Люди, которые всегда со мной
Шрифт:

– А я всегда такая на голодный желудок!

– Так поешь!

– Жено есть звала! – вспомнила Девочка. – Пора уже!

– Пошли поедим, пока Тамар нас всех со свету не сжила, – сняла фартук старая Анико.

Жено разливала по чашкам сладкий чай с чабрецом. На дровяной печке подсушивались ломти хлеба, тихо скрипел дощатый пол, заскучавший ветер царапал пальцем шушабанд. В глиняной миске переливался янтарным липовый мед, чуть подтаявшее сливочное масло проступило матовыми каплями пахты. В центре стола, на большом блюде, пестрел листьями мяты, прозрачными луковыми дольками и расплавленным сыром золотисто-румяный пышный омлет.

Завтрак, несмотря на общую усталость, прошел неожиданно шумно и весело. Вера взбила масло

с медом и намазала на теплые ломти хлеба – к чаю. Нани, получив свою порцию вкусного омлета, сразу впала в благодушное состояние.

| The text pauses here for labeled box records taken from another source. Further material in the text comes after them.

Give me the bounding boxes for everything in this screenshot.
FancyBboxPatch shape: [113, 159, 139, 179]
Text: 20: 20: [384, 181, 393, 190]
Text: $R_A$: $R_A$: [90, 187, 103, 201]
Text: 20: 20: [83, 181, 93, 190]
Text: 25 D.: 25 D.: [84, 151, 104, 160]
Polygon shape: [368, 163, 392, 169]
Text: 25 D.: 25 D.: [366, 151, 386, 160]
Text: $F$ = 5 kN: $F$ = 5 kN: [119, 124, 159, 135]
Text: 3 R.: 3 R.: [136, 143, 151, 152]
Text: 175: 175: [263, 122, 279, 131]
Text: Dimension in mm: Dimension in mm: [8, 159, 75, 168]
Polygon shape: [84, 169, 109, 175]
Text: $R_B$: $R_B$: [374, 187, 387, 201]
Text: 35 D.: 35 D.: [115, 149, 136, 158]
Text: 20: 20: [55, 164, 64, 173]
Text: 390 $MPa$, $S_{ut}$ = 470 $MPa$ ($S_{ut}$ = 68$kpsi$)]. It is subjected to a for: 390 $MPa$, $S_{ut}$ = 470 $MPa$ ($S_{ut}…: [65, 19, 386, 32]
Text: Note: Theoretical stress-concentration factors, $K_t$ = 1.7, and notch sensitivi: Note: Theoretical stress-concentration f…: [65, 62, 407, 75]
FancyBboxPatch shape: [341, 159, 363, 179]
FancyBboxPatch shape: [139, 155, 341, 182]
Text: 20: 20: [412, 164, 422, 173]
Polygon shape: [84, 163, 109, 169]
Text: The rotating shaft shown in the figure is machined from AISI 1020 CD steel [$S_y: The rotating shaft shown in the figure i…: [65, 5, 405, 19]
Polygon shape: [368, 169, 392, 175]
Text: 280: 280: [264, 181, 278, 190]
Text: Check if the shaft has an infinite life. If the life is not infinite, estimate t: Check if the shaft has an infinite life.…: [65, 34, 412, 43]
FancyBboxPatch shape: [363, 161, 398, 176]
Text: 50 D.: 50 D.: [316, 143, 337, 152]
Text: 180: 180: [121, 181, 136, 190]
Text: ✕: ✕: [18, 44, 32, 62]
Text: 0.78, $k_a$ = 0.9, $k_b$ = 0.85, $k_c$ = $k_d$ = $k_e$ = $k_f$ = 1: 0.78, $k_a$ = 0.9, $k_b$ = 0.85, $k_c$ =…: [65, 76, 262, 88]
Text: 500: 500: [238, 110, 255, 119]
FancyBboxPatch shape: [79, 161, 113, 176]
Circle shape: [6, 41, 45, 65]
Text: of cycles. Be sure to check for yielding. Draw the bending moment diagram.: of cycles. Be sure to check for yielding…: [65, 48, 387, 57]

Кнарик – самая говорливая и смешливая из бабушек, загадывала загадки – заговаривала Девочке зубы, чтобы та поела.

– А что это, что это такое – не имеет крыльев, но летает, не имеет рта, но воет, – хитро прищуривалась она, подсовывая ребенку кусочки хлеба с омлетом.

– Ласточка? – увлеченно жевала Девочка.

– Может, и ласточка. Если, конечно, она воет.

– Ворона?

– Нет!

– Жаворонок. Нет, подожди! Сова!!!

– А вот и нет.

– Передай соль, мне не достать, – попросила Девочку бабушка Шушик.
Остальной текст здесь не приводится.